Comment 16 Eduardo Habkost 2007-05-24 16:48:25 UTC
Itamar, could you provide more information regarding the problem you have 
creating domU's? Preferably in a new bugzilla bug, as it is not related 
to the lockdep warning (that is harmless).

Please detail the exact steps you are making to create the new domU domains, 
error messages or unexpected behaviour you are seeing, and what was the 
expected behaviour.

Comment 17 Eduardo Habkost 2007-05-24 16:50:35 UTC
CONFIG_PROVE_LOCKING was disabled on F-7 CVS, and a build was submitted:
http://koji.fedoraproject.org/koji/taskinfo?taskID=16419

It probably won't go to Fedora 7 final, but as an additional update, however.
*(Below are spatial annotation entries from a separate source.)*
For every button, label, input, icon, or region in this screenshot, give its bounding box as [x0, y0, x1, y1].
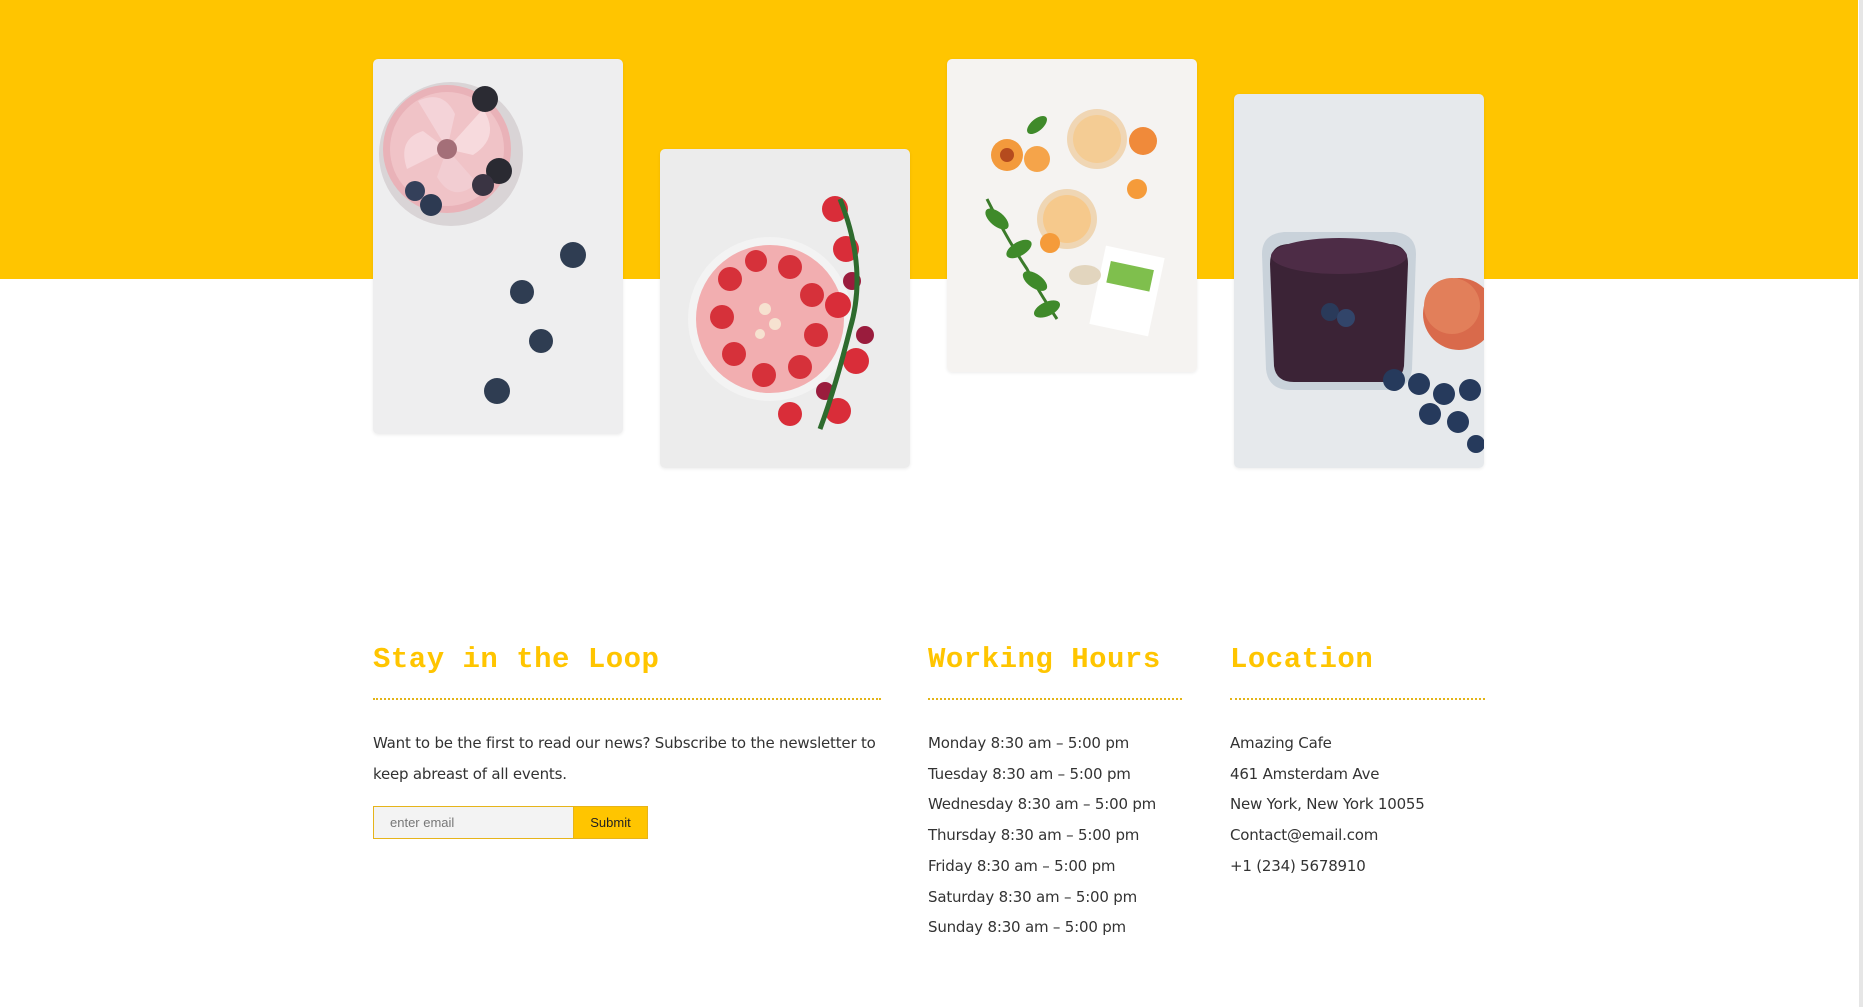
- submit-button[interactable]: Submit: [574, 806, 648, 839]
- working-hours-section: Working Hours Monday 8:30 am – 5:00 pm T…: [928, 640, 1182, 943]
- page: Stay in the Loop Want to be the first to…: [0, 0, 1863, 1007]
- hours-monday: Monday 8:30 am – 5:00 pm: [928, 734, 1130, 752]
- newsletter-description: Want to be the first to read our news? S…: [373, 734, 876, 783]
- hours-saturday: Saturday 8:30 am – 5:00 pm: [928, 887, 1138, 906]
- berry-smoothie-flower-photo: [373, 59, 623, 434]
- hours-wednesday: Wednesday 8:30 am – 5:00 pm: [928, 795, 1157, 814]
- scrollbar-track[interactable]: [1859, 0, 1863, 1007]
- cafe-name: Amazing Cafe: [1230, 734, 1332, 752]
- street-address: 461 Amsterdam Ave: [1230, 764, 1380, 783]
- hours-thursday: Thursday 8:30 am – 5:00 pm: [928, 826, 1140, 845]
- working-hours-list: Monday 8:30 am – 5:00 pm Tuesday 8:30 am…: [928, 728, 1182, 943]
- newsletter-form: Submit: [373, 806, 881, 839]
- hours-sunday: Sunday 8:30 am – 5:00 pm: [928, 918, 1126, 937]
- strawberry-bowl-photo: [660, 149, 910, 468]
- newsletter-title: Stay in the Loop: [373, 640, 881, 700]
- peach-smoothie-photo: [947, 59, 1197, 372]
- hours-tuesday: Tuesday 8:30 am – 5:00 pm: [928, 764, 1131, 783]
- location-title: Location: [1230, 640, 1485, 700]
- hours-friday: Friday 8:30 am – 5:00 pm: [928, 856, 1116, 875]
- location-section: Location Amazing Cafe 461 Amsterdam Ave …: [1230, 640, 1485, 882]
- location-details: Amazing Cafe 461 Amsterdam Ave New York,…: [1230, 728, 1485, 882]
- contact-email: Contact@email.com: [1230, 826, 1379, 845]
- phone-number: +1 (234) 5678910: [1230, 856, 1366, 875]
- city-state-zip: New York, New York 10055: [1230, 795, 1425, 814]
- newsletter-section: Stay in the Loop Want to be the first to…: [373, 640, 881, 839]
- hero-yellow-band: [0, 0, 1858, 279]
- working-hours-title: Working Hours: [928, 640, 1182, 700]
- email-input[interactable]: [373, 806, 574, 839]
- blueberry-smoothie-photo: [1234, 94, 1484, 468]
Comment 18 Robert Scheck 2007-05-24 19:43:02 UTC
Itamar that looks related to my problem. I can create DomUs but if I want to 
boot them, they simply crash. Xm list tells, that they are already running, 
but when looking to log, they're crashed...

Comment 19 Robert Scheck 2007-05-24 19:43:50 UTC
Eduardo, IIRC nothing is gold for now. It can slip in, if you're fast enough.

Comment 20 Eduardo Habkost 2007-06-11 19:25:00 UTC
Ouch. Wrong bug closed, sorry.

Comment 21 Itamar Reis Peixoto 2007-06-11 19:27:09 UTC
this is fixed in 2.6.20-2925.10.fc7



Comment 22 Fedora Update System 2007-06-11 22:05:00 UTC
kernel-xen-2.6-2.6.20-2925.11.fc7 has been pushed to the Fedora 7 testing repository.  If problems still persist, please make note of it in this bug report.

Comment 23 Eduardo Habkost 2007-06-18 13:55:56 UTC
*** Bug 244561 has been marked as a duplicate of this bug. ***

Comment 24 Fedora Update System 2007-06-18 16:41:15 UTC
kernel-xen-2.6-2.6.20-2925.11.fc7 has been pushed to the Fedora 7 stable repository.  If problems still persist, please make note of it in this bug report.